GAO, Mali — France’s defense minister reaffirmed Friday that his country will keep 1,000 of its troops in Mali to fight radical Islamist militants even after the arrival later this year of more than 12,000 United Nations peacekeepers.
In a visit to the volatile northeastern city of Gao, Defense Minister Jean-Yves Le Drian addressed reporters a day after the UN Security Council authorized the deployment of the peacekeeping force.
‘‘From now on we are in the postwar phase.
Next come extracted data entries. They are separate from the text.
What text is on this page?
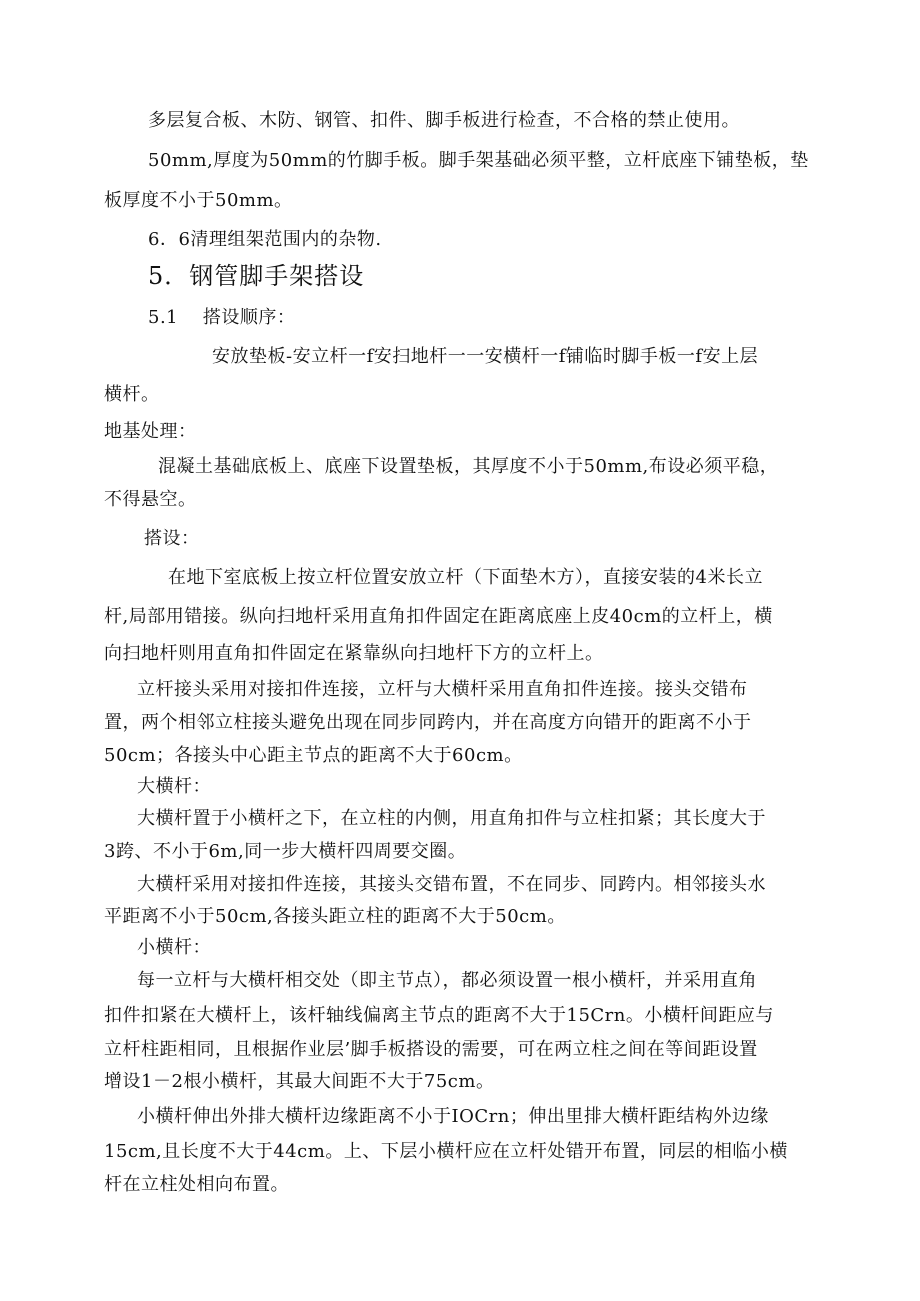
多层复合板、木防、钢管、扣件、脚手板进行检查，不合格的禁止使用。
50mm,厚度为50mm的竹脚手板。脚手架基础必须平整，立杆底座下铺垫板，垫
板厚度不小于50mm。
6．6清理组架范围内的杂物.
5．钢管脚手架搭设
5.1　 搭设顺序：
安放垫板-安立杆一f安扫地杆一一安横杆一f铺临时脚手板一f安上层
横杆。
地基处理：
混凝土基础底板上、底座下设置垫板，其厚度不小于50mm,布设必须平稳，
不得悬空。
搭设：
在地下室底板上按立杆位置安放立杆（下面垫木方），直接安装的4米长立
杆,局部用错接。纵向扫地杆采用直角扣件固定在距离底座上皮40cm的立杆上，横
向扫地杆则用直角扣件固定在紧靠纵向扫地杆下方的立杆上。
立杆接头采用对接扣件连接，立杆与大横杆采用直角扣件连接。接头交错布
置，两个相邻立柱接头避免出现在同步同跨内，并在高度方向错开的距离不小于
50cm；各接头中心距主节点的距离不大于60cm。
大横杆：
大横杆置于小横杆之下，在立柱的内侧，用直角扣件与立柱扣紧；其长度大于
3跨、不小于6m,同一步大横杆四周要交圈。
大横杆采用对接扣件连接，其接头交错布置，不在同步、同跨内。相邻接头水
平距离不小于50cm,各接头距立柱的距离不大于50cm。
小横杆：
每一立杆与大横杆相交处（即主节点），都必须设置一根小横杆，并采用直角
扣件扣紧在大横杆上，该杆轴线偏离主节点的距离不大于15Crn。小横杆间距应与
立杆柱距相同，且根据作业层’脚手板搭设的需要，可在两立柱之间在等间距设置
增设1－2根小横杆，其最大间距不大于75cm。
小横杆伸出外排大横杆边缘距离不小于IOCrn；伸出里排大横杆距结构外边缘
15cm,且长度不大于44cm。上、下层小横杆应在立杆处错开布置，同层的相临小横
杆在立柱处相向布置。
The UN resolution adopted yesterday will allow for the arrival of a force to stabilize the country,’’ he told reporters. ‘‘But France will keep about 1,000 soldiers to carry on with military operations.’’
Some Malians are questioning how successful the United Nations peacekeeping mission to their country will be given its limited mandate and the volatile mix of armed groups across the north.
The UN force is tasked with helping to restore peace after a French-led military operation was launched in January to dislodge radical Islamist fighters who had seized control of the country’s vast north.
However, the UN peacekeepers will not be authorized to launch offensive military operations or chase terrorists in the desert, which French forces will continue to do, although France is aiming to downscale its presence in its former colony by year’s end.
Daouda Sangare, an entrepreneur in Bamako, questioned how much the peacekeepers would do to protect civilians because of their limited mandate.
Other UN peacekeepers in Africa have been accused of failing to protect local populations from attack, he said.